V- Basic lesions in dermatology:

Elemental lesions are commonly classified as primary and secondary lesions



Red macules:

– Erythema: a red macule that disappears completely at vitropressure. It corresponds to a congestion of the vessels of the superficial dermis, whose pressure drives away the blood.

– Vascular macules: partially erase at vitro-pressure, they correspond to an abnormal vascular dilation by its size and permanence, and/or an excess of the number of dermal capillaries. Example: the plane angioma.

– Purpura: does not fade with vitropression. corresponds to an extravasation of red blood cells in the dermis. It is a dark red spot that does not fade at vitro-pressure and evolves in a few days depending on the hues of biligenesis (from red to blue and then to yellow).

Dyschromic macules:

Pigment macules: They are due to a build-up of pigment in the epidermis or dermis.

Melanin, the natural pigment of the epidermis

Non-melanic pigment, most often metallic examples: tattoo, iron in hemochromatosis.

Achromic macules: They are due to a decrease (hypochromic macule) or an absence (achromic macule) of melanocytes of the epidermis and/or melanin secretion by them. They come in the form of a clear spot.

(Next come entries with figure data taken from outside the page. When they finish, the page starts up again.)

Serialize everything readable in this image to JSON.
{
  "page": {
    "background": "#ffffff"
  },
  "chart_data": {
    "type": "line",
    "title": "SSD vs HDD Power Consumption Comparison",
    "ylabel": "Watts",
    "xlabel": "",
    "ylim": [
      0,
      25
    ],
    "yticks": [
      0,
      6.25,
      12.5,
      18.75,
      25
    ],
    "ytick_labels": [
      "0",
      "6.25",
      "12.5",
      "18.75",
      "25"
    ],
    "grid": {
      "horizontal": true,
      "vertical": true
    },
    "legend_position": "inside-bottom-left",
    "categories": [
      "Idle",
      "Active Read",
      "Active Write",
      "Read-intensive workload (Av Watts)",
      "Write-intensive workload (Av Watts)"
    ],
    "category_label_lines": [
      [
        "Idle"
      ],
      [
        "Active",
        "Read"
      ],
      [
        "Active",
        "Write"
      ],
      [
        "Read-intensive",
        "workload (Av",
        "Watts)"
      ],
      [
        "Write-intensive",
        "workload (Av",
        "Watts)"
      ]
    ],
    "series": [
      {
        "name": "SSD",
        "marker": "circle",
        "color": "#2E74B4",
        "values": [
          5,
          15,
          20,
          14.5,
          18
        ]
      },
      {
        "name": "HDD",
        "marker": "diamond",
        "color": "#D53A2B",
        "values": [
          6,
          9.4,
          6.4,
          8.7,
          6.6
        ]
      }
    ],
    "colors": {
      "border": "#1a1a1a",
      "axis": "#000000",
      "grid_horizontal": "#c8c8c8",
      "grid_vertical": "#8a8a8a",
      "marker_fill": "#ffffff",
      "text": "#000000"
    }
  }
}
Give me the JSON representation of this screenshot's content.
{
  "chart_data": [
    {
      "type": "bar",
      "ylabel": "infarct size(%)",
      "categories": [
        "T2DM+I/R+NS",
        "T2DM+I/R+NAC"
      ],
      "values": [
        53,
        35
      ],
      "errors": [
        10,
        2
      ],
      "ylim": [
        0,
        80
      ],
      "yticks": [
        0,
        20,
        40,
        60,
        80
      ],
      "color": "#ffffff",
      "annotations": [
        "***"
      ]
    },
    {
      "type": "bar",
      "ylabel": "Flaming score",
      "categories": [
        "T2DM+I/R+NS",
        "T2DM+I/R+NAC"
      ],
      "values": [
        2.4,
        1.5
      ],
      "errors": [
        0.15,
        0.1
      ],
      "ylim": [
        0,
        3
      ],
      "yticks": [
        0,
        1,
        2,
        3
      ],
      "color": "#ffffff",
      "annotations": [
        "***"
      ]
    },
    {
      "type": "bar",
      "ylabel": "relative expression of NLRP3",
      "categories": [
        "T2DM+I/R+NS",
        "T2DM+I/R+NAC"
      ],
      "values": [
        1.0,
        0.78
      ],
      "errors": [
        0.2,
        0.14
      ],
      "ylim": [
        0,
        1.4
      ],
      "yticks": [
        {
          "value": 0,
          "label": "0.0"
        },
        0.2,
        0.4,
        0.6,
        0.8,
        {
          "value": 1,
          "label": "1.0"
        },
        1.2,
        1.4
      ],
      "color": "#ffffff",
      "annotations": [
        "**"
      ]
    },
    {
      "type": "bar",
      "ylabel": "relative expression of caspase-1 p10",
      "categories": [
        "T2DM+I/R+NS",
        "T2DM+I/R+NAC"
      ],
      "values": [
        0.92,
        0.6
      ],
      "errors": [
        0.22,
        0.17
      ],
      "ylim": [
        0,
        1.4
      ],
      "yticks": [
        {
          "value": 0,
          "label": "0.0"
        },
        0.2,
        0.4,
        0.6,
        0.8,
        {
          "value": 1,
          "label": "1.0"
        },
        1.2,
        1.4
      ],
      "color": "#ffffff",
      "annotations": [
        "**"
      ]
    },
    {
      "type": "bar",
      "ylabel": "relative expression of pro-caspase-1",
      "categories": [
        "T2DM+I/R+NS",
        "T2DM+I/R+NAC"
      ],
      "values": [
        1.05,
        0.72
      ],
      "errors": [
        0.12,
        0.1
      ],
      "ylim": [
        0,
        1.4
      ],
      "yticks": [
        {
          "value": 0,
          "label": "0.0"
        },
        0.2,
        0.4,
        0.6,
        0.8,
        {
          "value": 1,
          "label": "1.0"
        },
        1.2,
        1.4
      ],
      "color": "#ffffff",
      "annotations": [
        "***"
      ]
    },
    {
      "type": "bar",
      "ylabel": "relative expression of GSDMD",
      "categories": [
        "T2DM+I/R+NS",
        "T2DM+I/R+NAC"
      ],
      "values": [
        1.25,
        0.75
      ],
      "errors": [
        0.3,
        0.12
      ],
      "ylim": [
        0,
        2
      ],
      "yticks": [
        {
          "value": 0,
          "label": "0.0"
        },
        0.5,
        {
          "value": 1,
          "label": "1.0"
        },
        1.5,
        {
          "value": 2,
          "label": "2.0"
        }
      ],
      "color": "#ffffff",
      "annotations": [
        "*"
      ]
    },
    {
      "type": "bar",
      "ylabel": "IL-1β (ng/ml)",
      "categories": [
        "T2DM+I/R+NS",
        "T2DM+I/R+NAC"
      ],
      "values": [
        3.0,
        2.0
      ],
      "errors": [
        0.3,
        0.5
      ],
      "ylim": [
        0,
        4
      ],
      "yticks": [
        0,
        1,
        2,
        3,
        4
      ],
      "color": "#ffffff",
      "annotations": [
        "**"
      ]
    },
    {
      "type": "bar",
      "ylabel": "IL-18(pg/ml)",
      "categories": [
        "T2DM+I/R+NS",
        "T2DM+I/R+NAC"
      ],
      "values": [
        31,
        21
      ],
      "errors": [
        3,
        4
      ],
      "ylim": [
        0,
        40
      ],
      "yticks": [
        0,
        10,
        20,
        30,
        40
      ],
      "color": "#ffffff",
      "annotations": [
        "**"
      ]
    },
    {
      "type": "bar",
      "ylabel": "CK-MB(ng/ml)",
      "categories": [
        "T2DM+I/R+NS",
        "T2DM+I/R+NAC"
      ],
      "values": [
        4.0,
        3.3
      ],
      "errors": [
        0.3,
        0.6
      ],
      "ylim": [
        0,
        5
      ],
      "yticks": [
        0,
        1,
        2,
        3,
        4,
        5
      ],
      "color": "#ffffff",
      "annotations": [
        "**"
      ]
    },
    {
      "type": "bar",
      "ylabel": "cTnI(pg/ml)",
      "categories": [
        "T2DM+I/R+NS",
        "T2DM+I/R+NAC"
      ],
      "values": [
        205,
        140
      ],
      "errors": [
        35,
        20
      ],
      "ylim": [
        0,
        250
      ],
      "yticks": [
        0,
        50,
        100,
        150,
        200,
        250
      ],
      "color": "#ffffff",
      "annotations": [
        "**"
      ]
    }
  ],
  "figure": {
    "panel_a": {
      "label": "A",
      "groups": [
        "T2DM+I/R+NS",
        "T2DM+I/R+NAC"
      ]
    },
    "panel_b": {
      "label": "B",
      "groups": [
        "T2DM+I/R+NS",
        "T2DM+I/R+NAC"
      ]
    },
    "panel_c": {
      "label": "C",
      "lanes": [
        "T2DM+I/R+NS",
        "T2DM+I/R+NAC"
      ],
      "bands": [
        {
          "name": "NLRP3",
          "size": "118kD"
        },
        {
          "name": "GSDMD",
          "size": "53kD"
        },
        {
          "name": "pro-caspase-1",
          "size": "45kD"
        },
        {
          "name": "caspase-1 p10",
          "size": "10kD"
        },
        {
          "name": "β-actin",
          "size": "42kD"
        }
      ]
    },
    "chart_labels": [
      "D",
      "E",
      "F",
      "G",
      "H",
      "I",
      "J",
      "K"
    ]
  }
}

– follicular: acumine, hair-centered, most often associated with infection of one or more pilo-sebaceous follicles (e.g. bacterial folliculitis)

– either non-follicular: fairly flat, superficial, milky white and mostly amicrobial (example: pustuous psoriasis)







'Substance Losses'

Erosion (or exulceration): loss of flat-bottomed surface substance, healing without scarring.

Ulceration: loss of deeper substance, reaching the dermis or even the hypodermis, with more or less regular edges, healing leaving a scar.

The ulcer is a loss of chronic substance with no tendency to heal. On the lower limbs, it is often of vascular origin.

The crack is a linear erosion or ulceration, sitting preferentially in a crease, or in the palms and plants. The pearl is a crack in the labial cracks.

The bedsores is a necrosis secondaryly ulcerated at the pressure point (supportischemia).

Canker is erosion or ulceration to the point of inoculation of a contagious infection

Skin tumours:


Many dermatoses consist of a combination of primitive or secondary elementary lesions characteristic of these conditions:

VI- Conclusion:

Dermatoses are very varied and widespread. Their diagnosis is based on a well-conducted interrogation and a good clinical examination whose critical time is a thorough and methodical inspection carried out under good conditions.

The purpose of this examination is to identify the elementary lesion whose analysis and possible confrontation with the data of paraclinical explorations (histology, immunofluorescence, etc.) will enable an accurate diagnosis to be established and to establish a adequate treatment.